“An Effective POD based Thermal Simulation

and its Enabled Thermal-Aware Scheduling”

Guest Speaker; Dr. Yu Liu

Associate Professor, Department of Electrical and Computer Engineering

Clarkson University

MS Teams Meeting 

Time: 3 – 4 p.m., Friday, April 12, 2024


With advanced technical innovation, recent computing systems increasingly rely on multi-core CPUs and many-core GPUs, which inevitably results in more challenges to thermal management due to their advanced architectures and high-power consumption. Thermal-aware scheduling has been proven to be an effective proactive measure to address this challenge. However, traditional methods using RC thermal circuits in the thermal-aware are largely based on assumptions of steady-state uniform core temperature. These approaches have difficulty in complying with modern computing systems. A physics-informed proper orthogonal decomposition (POD), together with Galerkin projection (GP) of the heat transfer equation, is proposed to offer a fast and accurate thermal prediction with high spatial resolution for thermal-aware scheduling. The objective of this project is to develop an effective thermal-aware scheduling scheme for modern computing systems enabled by the proposed POD-GP methodology, which is able to capture all crucial hot spots, adapt to sudden workload change by utilizing accurate transient temperature, suppress hot spots, and control the peak temperature in CPUs/GPUs with a large number of cores. This could extend the reliability, improve the performance, and reduce the energy consumption. Our evaluation results demonstrate that our POD-GP thermal simulation outperforms the traditional method by thousands of times faster, while maintaining the high accuracy. Moreover, utilizing POD-based thermal-aware scheduling has proven to significantly reduce both the peak thermal variance and the peak chip temperature.

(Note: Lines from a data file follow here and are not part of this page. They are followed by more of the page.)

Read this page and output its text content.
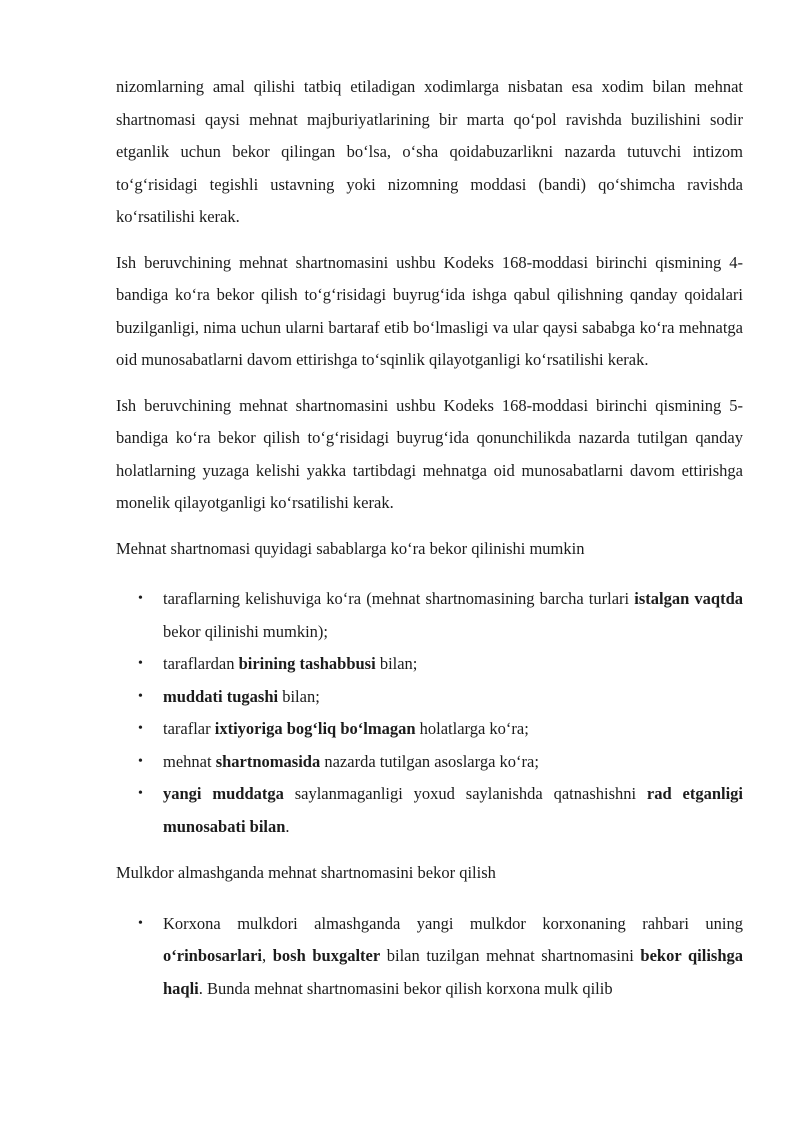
nizomlarning amal qilishi tatbiq etiladigan xodimlarga nisbatan esa xodim bilan mehnat shartnomasi qaysi mehnat majburiyatlarining bir marta qo‘pol ravishda buzilishini sodir etganlik uchun bekor qilingan bo‘lsa, o‘sha qoidabuzarlikni nazarda tutuvchi intizom to‘g‘risidagi tegishli ustavning yoki nizomning moddasi (bandi) qo‘shimcha ravishda ko‘rsatilishi kerak.

Ish beruvchining mehnat shartnomasini ushbu Kodeks 168-moddasi birinchi qismining 4-bandiga ko‘ra bekor qilish to‘g‘risidagi buyrug‘ida ishga qabul qilishning qanday qoidalari buzilganligi, nima uchun ularni bartaraf etib bo‘lmasligi va ular qaysi sababga ko‘ra mehnatga oid munosabatlarni davom ettirishga to‘sqinlik qilayotganligi ko‘rsatilishi kerak.

Ish beruvchining mehnat shartnomasini ushbu Kodeks 168-moddasi birinchi qismining 5-bandiga ko‘ra bekor qilish to‘g‘risidagi buyrug‘ida qonunchilikda nazarda tutilgan qanday holatlarning yuzaga kelishi yakka tartibdagi mehnatga oid munosabatlarni davom ettirishga monelik qilayotganligi ko‘rsatilishi kerak.

Mehnat shartnomasi quyidagi sabablarga ko‘ra bekor qilinishi mumkin

• taraflarning kelishuviga ko‘ra (mehnat shartnomasining barcha turlari istalgan vaqtda bekor qilinishi mumkin);
• taraflardan birining tashabbusi bilan;
• muddati tugashi bilan;
• taraflar ixtiyoriga bog‘liq bo‘lmagan holatlarga ko‘ra;
• mehnat shartnomasida nazarda tutilgan asoslarga ko‘ra;
• yangi muddatga saylanmaganligi yoxud saylanishda qatnashishni rad etganligi munosabati bilan.

Mulkdor almashganda mehnat shartnomasini bekor qilish

• Korxona mulkdori almashganda yangi mulkdor korxonaning rahbari uning o‘rinbosarlari, bosh buxgalter bilan tuzilgan mehnat shartnomasini bekor qilishga haqli. Bunda mehnat shartnomasini bekor qilish korxona mulk qilib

Dr. Yu Liu is an Associate Professor in the Department of Electrical and Computer Engineering at Clarkson University. Prior to joining Clarkson University, he was a research scientist at the Canadian Nuclear Laboratories (CNL) from 2013 through 2017. In addition, he was employed at Motorola as a senior software engineer from 2003 through 2007, and IBM from 2011 through 2013. He received his B.S. and M.S. degrees from Sichuan University in 2000 and 2003, respectively, and his Ph.D. degree from Southern Illinois University Carbondale in 2011. His research interests include high-performance computing, computer architectures, real-time systems, and wireless sensor networks. He has published over 50 peer-reviewed research papers.